# 14-year-old Confesses To  Killing His Entire Family



## Laela (Sep 3, 2019)

*Alabama Teenager Confesses to Killing 5 Family Members, Authorities Say*
The 14-year-old, who has not been identified, called the police to say he had heard gunshots in his house. Later, he admitted that he had fired them, the authorities said.






The killings unnerved Elkmont, a town of about 430 people in northern Alabama.   CreditWHNT-TV News, via Associated Press



By Christine Hauser
Sept. 3, 2019Updated 5:14 p.m. ET
*
T*he 911 call came in late on Monday. It was from a 14-year-old boy in Elkmont, Ala., with an alarming story of gunfire coming from upstairs in his family’s home.

But on Tuesday the case took a disturbing turn: The boy confessed that he had fired the shots, killing his father, his stepmother and three siblings, the Limestone County Sheriff’s Department said.

The 14-year-old, whose name was not released, helped investigators retrieve the handgun that he said he had used in the shootings before tossing it on the side of a road, the sheriff’s department said.

One adult and two children died at the house, while an adult and the third child died in hospitals, according to the department. Their names were not immediately released.

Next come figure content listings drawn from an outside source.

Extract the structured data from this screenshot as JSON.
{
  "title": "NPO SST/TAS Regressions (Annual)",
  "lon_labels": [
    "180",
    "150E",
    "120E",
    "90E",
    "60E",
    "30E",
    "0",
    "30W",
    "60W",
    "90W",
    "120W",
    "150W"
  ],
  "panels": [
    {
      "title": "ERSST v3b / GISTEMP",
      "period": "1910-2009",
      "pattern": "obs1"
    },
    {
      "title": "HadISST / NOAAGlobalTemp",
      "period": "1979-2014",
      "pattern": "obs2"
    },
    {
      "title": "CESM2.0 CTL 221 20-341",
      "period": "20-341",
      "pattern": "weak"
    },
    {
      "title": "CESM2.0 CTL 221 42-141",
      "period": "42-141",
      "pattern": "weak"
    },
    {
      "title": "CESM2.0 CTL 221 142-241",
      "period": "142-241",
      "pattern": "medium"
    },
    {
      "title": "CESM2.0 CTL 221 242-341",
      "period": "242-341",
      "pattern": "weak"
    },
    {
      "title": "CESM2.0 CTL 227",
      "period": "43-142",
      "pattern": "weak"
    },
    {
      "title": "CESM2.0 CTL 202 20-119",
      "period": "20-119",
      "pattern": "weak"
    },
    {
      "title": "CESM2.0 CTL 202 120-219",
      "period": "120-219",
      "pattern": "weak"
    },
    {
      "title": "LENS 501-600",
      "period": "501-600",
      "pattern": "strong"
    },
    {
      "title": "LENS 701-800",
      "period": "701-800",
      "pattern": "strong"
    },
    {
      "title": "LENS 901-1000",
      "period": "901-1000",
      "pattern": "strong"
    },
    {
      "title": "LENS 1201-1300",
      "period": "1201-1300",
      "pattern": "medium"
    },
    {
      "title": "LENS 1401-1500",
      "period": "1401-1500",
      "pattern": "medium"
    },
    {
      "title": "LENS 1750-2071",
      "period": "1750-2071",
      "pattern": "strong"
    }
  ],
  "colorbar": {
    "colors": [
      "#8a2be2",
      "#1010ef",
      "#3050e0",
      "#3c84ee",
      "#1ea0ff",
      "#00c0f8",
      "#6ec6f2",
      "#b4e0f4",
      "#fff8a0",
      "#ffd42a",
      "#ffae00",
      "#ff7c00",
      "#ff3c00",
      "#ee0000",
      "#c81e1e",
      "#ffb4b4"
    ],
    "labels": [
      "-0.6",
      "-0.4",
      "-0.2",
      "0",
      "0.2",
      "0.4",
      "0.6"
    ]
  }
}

The authorities have not released a motive. It was not immediately clear who owned the gun or whether other people were in the house at the time of the shooting, which occurred before midnight on Monday.

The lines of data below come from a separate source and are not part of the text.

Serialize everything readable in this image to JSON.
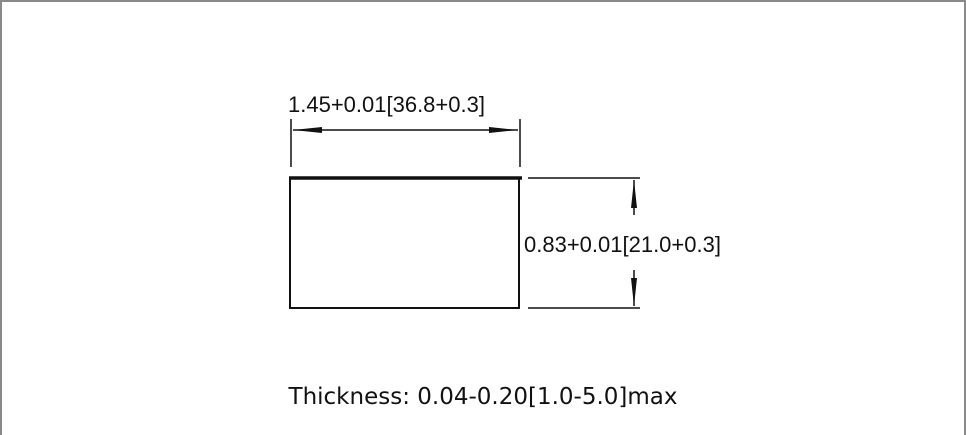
{
  "diagram": {
    "width_dimension_label": "1.45+0.01[36.8+0.3]",
    "height_dimension_label": "0.83+0.01[21.0+0.3]",
    "thickness_caption": "Thickness: 0.04-0.20[1.0-5.0]max"
  }
}
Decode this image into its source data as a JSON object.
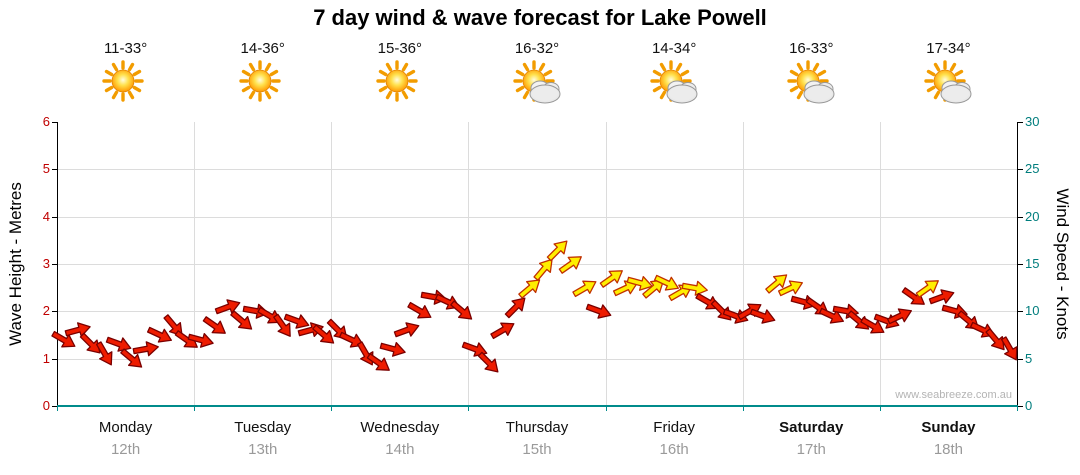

Mr. West said that he arrived at the scene around 1 a.m. on Tuesday. He said he saw the boy sitting in the front seat of the sheriff’s vehicle, next to Sheriff Mike Blakely. Autopsies on the five victims were being conducted in Huntsville, he said.

Sheriff Blakely did not return calls for comment on Tuesday. A sheriff’s department spokesman, Stephen Young, told local reporters at the scene that deputies had been called to the house by the teenager, who said he was downstairs when he heard shooting upstairs, WAFF-TV reported.

At noon on Tuesday, a few dozen people and leaders from about 10 churches in the area gathered at Elkmont United Methodist Church to pray for the family and the community, said the pastor there, Thom Porter. They read passages from Philippians and Jeremiah, highlighting the verses on trusting in God and praying in times of anxiety. “I think it is a shock to our community to hear this news early this morning,” he said in an interview.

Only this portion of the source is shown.